Uzatmayıp hazırlanmaya başladım. Yaklaşık 10 dakika içinde tam olarak hazırlandım ve kapıda bekleyen Kamer'in yanına doğru adım atarken serçe parmağıma vuran sehpayla gorgktum. "Sıçtık. Parmak gittiğğ" diye böğürürken kapının orda bekleyen Kamer'in yanındaki kişiye baktım. Lan bu Yıldız. Hadi be rezil olduk. Kendimi bozmadan yürümeye çalıştım parmağım acısada yeterine rezil olmuştum. Yıldız 'a 'Sen burda napcan amk' bakışları atarken "Servise binmek istemedi canım sizinle geliyorum bugün." dedi bakışlarımın manasını çözebiliyordu. Biz bu kızla iyi anlaşıyoz he.
"Taam düş önüme." dediğimde "Burda abim varken sen kim oluyon lan?" dedi ve Kamer'in koluna girdi. 'Asabi ergen seni' diye fısıldadım. Her kitapta ve filmde olduğu gibi 'Duydum' demesi gerekirdi ama bizimki sağır galiba hatta biraz da salak. Ama napçan?
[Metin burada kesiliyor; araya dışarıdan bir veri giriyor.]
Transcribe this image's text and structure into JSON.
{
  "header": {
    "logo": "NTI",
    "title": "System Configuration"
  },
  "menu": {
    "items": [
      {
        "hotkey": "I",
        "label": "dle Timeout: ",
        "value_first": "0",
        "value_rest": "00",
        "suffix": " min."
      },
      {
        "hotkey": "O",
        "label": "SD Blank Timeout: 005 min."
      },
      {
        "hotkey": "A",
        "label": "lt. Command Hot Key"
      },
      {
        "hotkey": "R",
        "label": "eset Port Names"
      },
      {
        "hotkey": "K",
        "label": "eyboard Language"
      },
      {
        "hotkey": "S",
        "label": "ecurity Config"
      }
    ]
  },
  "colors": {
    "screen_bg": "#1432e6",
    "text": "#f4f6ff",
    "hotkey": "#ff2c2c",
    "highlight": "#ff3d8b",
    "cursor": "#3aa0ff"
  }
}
Sınıfın önüne geldiğimizde Yıldız Kamer'e sarıldı ardından "Üzme sen kendini." dedi. Yanıma döndüğünde "Bugün benimle oturucaksın" dedim. Bu söylediğimi direk olarak onayladığında şaşırmıştım doğrusu ama haklıydı insan abisini kandıran biriyle yan yana duramazdı koskoca bir gün. Gerçi o insan sayılmazdı ama... (ehehhehe)
Ders boş olduğundan kafamı sıraya yaslayarak yatmaya başladığımda çantasından yastık çıkartan Yıldız'a "Yok ebenin amı" diye tepki verdikten sonra önüme döndüm. Bu kız cidden okula yastık mi getirmişti??? "Gel beraber kullanalım." dediğinde şaşkınlıka "Olurrr" diye bi tepki vermiştim. Bi anda gelen el işareti ile ağzından tüm harfleri baskın bir şekilde çıkan "NAH" kelimesinin sesleri karışırken durumu ayıktım. Ne vardı beraber kullansaydık.
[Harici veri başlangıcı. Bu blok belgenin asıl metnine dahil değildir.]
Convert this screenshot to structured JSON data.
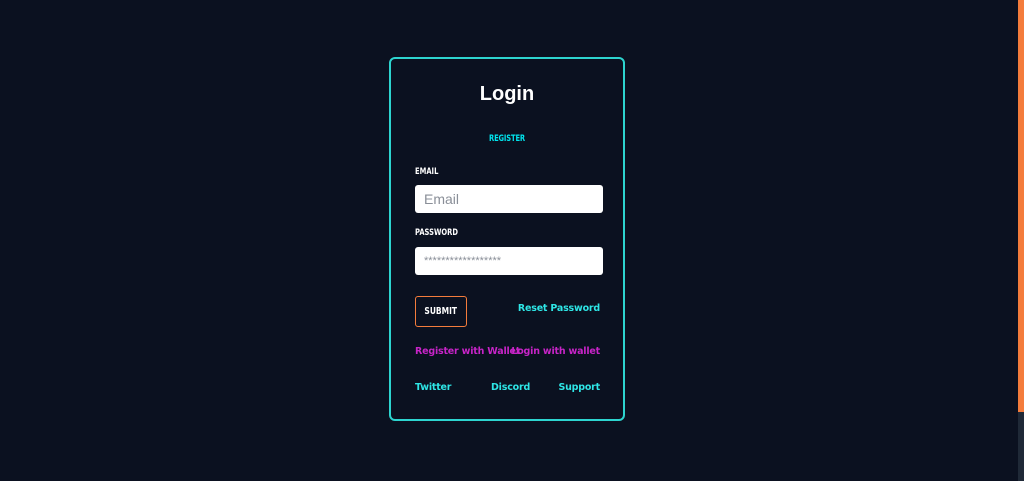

Zil çaldığında ayaklandım ve Yıldız'ın elinden tutarak Kamer'in sınıfına getirdim. Sınıf kapısının önünde Yıldız'in elini bırakmıştım. Ne de olsa Kamer 'in yanlış anlamasını istemezdim. İçeri girip biraz sohbet ettik ve tekrar çalan zil ile yeniden sınıfa geçtik.
Sınıfta geçen gereksiz saatlerden sonra eve gitmek için yollara düşecektim. Issız... Kurak... Çaresiz... Hiçbir şekilde yürümeyi sevmem ben neden bu işkence ha?
Kamer okul sonrası kursa kaldığı için Yıldız ile beraber gidecektik. Çünkü sabah olduğu gibi çıkıştada servisle gitmek istememişti. Gerçi bu benim için bi fırsattı. Tek başıma sıkılıyordum ve Yıldız ile eğleniyordum. Espiri anlayışı vardı. Hem güzel kızdı yani.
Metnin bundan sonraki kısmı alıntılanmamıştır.